Introduced by Harvard Law Professor and Judge Nancy Gertner (Ret.).
The Manchurian Candidate raises the same red flags today as it did in the early 1960s, when its story of political intrigue and assassination became all too relevant following the death of JFK, causing the film’s abrupt disappearance from screens.
Starring Frank Sinatra, Angela Lansbury, and Lawrence Harvey, it remains a nightmarish tale of high-level subterfuge, mental manipulation and the futility of one man’s rebellion against an ingrained social system. In one of his last roles as a genuine actor before he was swallowed by shallow fame, Sinatra shines as disturbed Korean war veteran Bennett Marco, who uncovers a plot to murder a presidential frontrunner. One of the first films to voice the growing belief that the American system of power and privilege was corrupt, it prefigures not just the Kennedy and King murders, but Vietnam, Watergate and the entire ’70s conspiracy boom. More importantly, it’s a sensational piece of genre filmmaking: pacy, compelling, witty and cynical, it depicts, in unflinching detail, the beginning of the end for post-war American optimism. – Time Out (London)
About The Speaker
Judge Nancy Gertner is a graduate of Barnard College and Yale Law School where she was an editor on The Yale Law Journal.
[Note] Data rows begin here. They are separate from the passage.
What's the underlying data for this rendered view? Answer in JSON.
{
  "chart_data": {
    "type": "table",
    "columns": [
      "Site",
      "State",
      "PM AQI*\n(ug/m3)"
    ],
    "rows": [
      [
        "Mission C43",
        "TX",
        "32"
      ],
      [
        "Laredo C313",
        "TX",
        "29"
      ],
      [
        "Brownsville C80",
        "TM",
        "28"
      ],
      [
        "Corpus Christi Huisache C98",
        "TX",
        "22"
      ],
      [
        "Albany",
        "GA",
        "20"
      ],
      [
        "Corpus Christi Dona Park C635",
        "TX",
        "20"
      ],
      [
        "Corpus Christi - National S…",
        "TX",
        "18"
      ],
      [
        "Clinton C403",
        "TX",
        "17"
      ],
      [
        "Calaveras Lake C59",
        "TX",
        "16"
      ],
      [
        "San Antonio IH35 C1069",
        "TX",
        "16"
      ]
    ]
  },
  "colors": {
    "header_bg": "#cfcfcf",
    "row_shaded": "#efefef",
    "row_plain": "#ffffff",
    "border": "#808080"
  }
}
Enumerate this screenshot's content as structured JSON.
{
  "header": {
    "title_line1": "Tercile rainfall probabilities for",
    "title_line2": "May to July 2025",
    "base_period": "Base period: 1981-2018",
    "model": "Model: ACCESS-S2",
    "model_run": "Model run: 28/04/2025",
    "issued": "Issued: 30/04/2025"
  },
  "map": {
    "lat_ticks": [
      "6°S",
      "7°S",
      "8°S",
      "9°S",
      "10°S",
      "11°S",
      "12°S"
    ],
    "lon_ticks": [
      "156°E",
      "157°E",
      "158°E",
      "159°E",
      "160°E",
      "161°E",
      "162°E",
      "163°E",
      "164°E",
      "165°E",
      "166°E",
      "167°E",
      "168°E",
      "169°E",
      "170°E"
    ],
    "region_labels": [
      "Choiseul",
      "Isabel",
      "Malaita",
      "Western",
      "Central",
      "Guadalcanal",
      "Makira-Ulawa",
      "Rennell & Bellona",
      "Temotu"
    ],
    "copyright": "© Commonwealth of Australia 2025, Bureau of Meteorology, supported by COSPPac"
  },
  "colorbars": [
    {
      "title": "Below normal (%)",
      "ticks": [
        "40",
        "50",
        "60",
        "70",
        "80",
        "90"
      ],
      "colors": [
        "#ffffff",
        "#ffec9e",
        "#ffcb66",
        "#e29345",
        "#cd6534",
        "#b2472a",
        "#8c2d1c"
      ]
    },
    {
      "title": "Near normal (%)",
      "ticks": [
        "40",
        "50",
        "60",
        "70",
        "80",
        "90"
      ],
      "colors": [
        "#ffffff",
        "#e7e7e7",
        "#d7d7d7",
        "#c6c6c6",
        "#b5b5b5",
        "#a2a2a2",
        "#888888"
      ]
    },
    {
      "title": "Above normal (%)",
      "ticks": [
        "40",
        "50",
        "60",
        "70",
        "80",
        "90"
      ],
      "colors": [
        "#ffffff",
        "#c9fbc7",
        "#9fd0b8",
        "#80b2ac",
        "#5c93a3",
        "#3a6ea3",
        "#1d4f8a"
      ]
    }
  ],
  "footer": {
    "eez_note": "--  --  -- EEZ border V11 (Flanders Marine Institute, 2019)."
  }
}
She received her M.A. in Political Science at Yale University. She has been an instructor at Yale Law School, teaching sentencing and comparative sentencing institutions, since 1998. She was appointed to the bench in 1994 by President Clinton. In 2008 she received the Thurgood Marshall Award from the American Bar Association, Section of Individual Rights and Responsibilities, only the second woman to receive it (Justice Ginsburg was the first). She became a Leadership Council Member of the International Center for Research on Women the same year. In 2010 she received the Morton A. Brody Distinguished Judicial Service Award. In 2011 she received the Massachusetts Bar Association’s Hennessey award for judicial excellence, and an honorary Doctor of Laws degree from Brandeis University. In 2012 she received the Arabella Babb Mansfield award from the National Association of Women Lawyers, and the Leila J. Robinson Award of the Women’s Bar Association of Massachusetts. She has been selected to receive the Margaret Brent Women Lawyers of Achievement from the American Bar Association Commission on the Status of Women in the Profession in August 2014. She has been profiled on a number of occasions in the Boston Globe, the ABA Journal, Boston Magazine, and The Wall Street Journal. She has written and spoken widely on various legal issues and has appeared as a keynote speaker, panelist or lecturer concerning civil rights, civil liberties, employment, criminal justice and procedural issues, throughout the U.S., Europe and Asia. Her autobiography, In Defense of Women: Memoirs of an Unrepentant Advocate, was released on April 26, 2011. Her book, The Law of Juries, co-authored with attorney Judith Mizner, was published in 1997 and updated in 2010. She has published articles, and chapters on sentencing, discrimination, and forensic evidence, women’s rights, and the jury system. In September of 2011, Judge Gertner retired from the federal bench and became part of the faculty of the Harvard Law School teaching a number of subjects including criminal law, criminal procedure, forensic science and sentencing, as well as continuing to teach and write about women’s issues around the world.